Gabriel Dechaine – Credit Suisse: Another one for Morten, the Caribbean PCLs are still elevated. I’m wondering when you expect that to tail off and then just on the trading over the past two quarters, how much of the trading results been benefitting from just the whittling down of your trading assets? Are there any substantial gains going in there? Then I guess, just to confirm Janice the operating leverage of 3.5% is now sustainable in Canadian Retail?

Morten N. Friis – Chief Risk Officer: It’s more (indiscernible) for the Caribbean and Janice probably has all the other parts of the question. So on the Caribbean, I guess, a couple of points there, I mean the performance continues to be somewhat disappointing, but I want to emphasize a couple of points here. One of the things we did during the quarter was have a thorough look at our portfolios in terms of allowance coverage across the region, particularly for the retail portfolios. So reasonable portion of the provisions you saw this quarter represents an effort (or a) result of our review of those portfolios ensuring consistency in approach and appropriate level of coverage ratios for those portfolios. So the $66 million worth of PCL for the Caribbean, a good chunk of that is more in the nature of catch-up and reflective of the view of the quarter. I commented on impaired loans formations and they remained relatively high in the Caribbean, but I think it is also worth noting that both impaired loans formations are down $20 million plus for the quarter. The overall level of impaired loans is also starting to come down. So, while asset quality remains a problem in that business, we are generally seeing movement in the right direction; and so from an asset quality standpoint, I would expect to see slow but gradual improvements. I guess the balancing part to that, I would say the performance from my perspective, on the Caribbean Banking business is now more dependent on seeing revenue and net revenue improvements than further improvements in asset quality. I think that will take a while. As I’ve said in my comments, with the economic environment, we cannot expect to see a quick turnaround there, but the trends are generally moving in the right direction. If we have economic improvements, the recovery piece on asset quality will speed up, but it will take some time to work through the problems.
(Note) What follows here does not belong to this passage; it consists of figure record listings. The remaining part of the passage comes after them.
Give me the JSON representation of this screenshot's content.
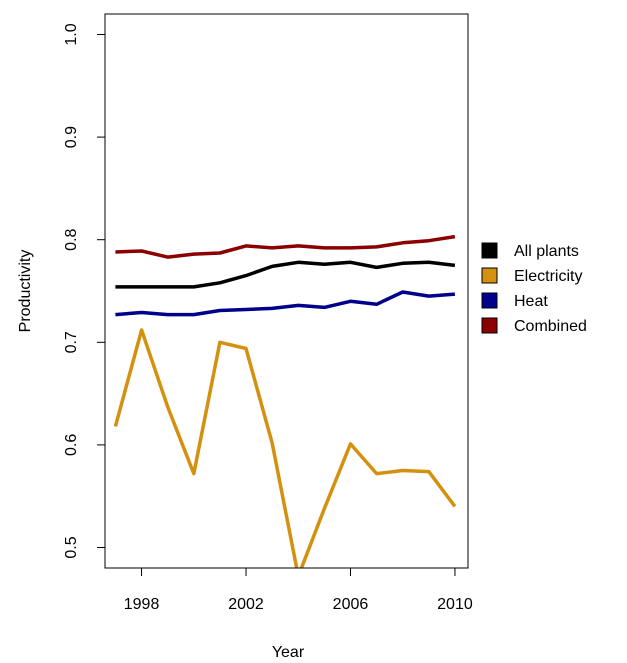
{
  "chart_data": {
    "type": "line",
    "title": "",
    "xlabel": "Year",
    "ylabel": "Productivity",
    "xlim": [
      1996.6,
      2010.5
    ],
    "ylim": [
      0.48,
      1.02
    ],
    "x_ticks": [
      1998,
      2002,
      2006,
      2010
    ],
    "y_ticks": [
      0.5,
      0.6,
      0.7,
      0.8,
      0.9,
      1.0
    ],
    "x_tick_labels": [
      "1998",
      "2002",
      "2006",
      "2010"
    ],
    "y_tick_labels": [
      "0.5",
      "0.6",
      "0.7",
      "0.8",
      "0.9",
      "1.0"
    ],
    "x": [
      1997,
      1998,
      1999,
      2000,
      2001,
      2002,
      2003,
      2004,
      2005,
      2006,
      2007,
      2008,
      2009,
      2010
    ],
    "series": [
      {
        "name": "All plants",
        "color": "#000000",
        "values": [
          0.754,
          0.754,
          0.754,
          0.754,
          0.758,
          0.765,
          0.774,
          0.778,
          0.776,
          0.778,
          0.773,
          0.777,
          0.778,
          0.775
        ]
      },
      {
        "name": "Electricity",
        "color": "#d4900f",
        "values": [
          0.618,
          0.712,
          0.637,
          0.572,
          0.7,
          0.694,
          0.602,
          0.472,
          0.538,
          0.601,
          0.572,
          0.575,
          0.574,
          0.54
        ]
      },
      {
        "name": "Heat",
        "color": "#00008b",
        "values": [
          0.727,
          0.729,
          0.727,
          0.727,
          0.731,
          0.732,
          0.733,
          0.736,
          0.734,
          0.74,
          0.737,
          0.749,
          0.745,
          0.747
        ]
      },
      {
        "name": "Combined",
        "color": "#8b0000",
        "values": [
          0.788,
          0.789,
          0.783,
          0.786,
          0.787,
          0.794,
          0.792,
          0.794,
          0.792,
          0.792,
          0.793,
          0.797,
          0.799,
          0.803
        ]
      }
    ],
    "grid": false,
    "legend_position": "right"
  }
}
Gordon M. Nixon – President and CEO: On the trading question, as we’ve talked about really for a couple of years now we had been very focused on reducing our legacy exposures and reducing complexity in the business. So really what you’re looking at is from a trading perspective, very clean numbers. I’d refer you to Morten’s Slide 13 where you can look at declining inventories from a year ago. You’ll notice that really Q1, Q2, 2012 and Q3 that we just reported really has not significant change. What really has happened as we’ve talked about is we’ve refocused the business around this very keen focus on plans and origination. What you don’t see is in these numbers is around that a significant pickup in velocity, that is the amount of secondary flow that we’re doing in the business to support client activity. So, velocity has doubled from Q3 last year to Q3 today. That’s really what’s driving the numbers even though generally in the market we’re looking at very difficult environment, especially on the equity side volumes are down significantly, but we’ve been able to gain market share and what’s been driving that is the focus that we had a year ago on the clients. We talked about supporting our clients through very difficult markets and that’s paying off. Then as Doug has talked about our focus on origination and quarter on quarter – sorry – year-on-year we’ve seen about a 24% increase, for example, in DCM revenues. So, the model has shifted and it’s proving to be in this environment certainly more resilient than a pure trading model.

David I. McKay – Group Head, Canadian Banking: It’s Dave Mackay here. I’ll answer your operating leverage question. Reflecting on Janice’s comments, we are just forecasting slightly lower operating leverage given the timing factor around expenses and the volatility there, but still forecasting positive operating leverage.

Gabriel Dechaine – Credit Suisse: Is that a Q4 comment, or like whatsoever, that the timing of investment?

David I. McKay – Group Head, Canadian Banking: Yeah, absolutely.

Gabriel Dechaine – Credit Suisse: Good quarter.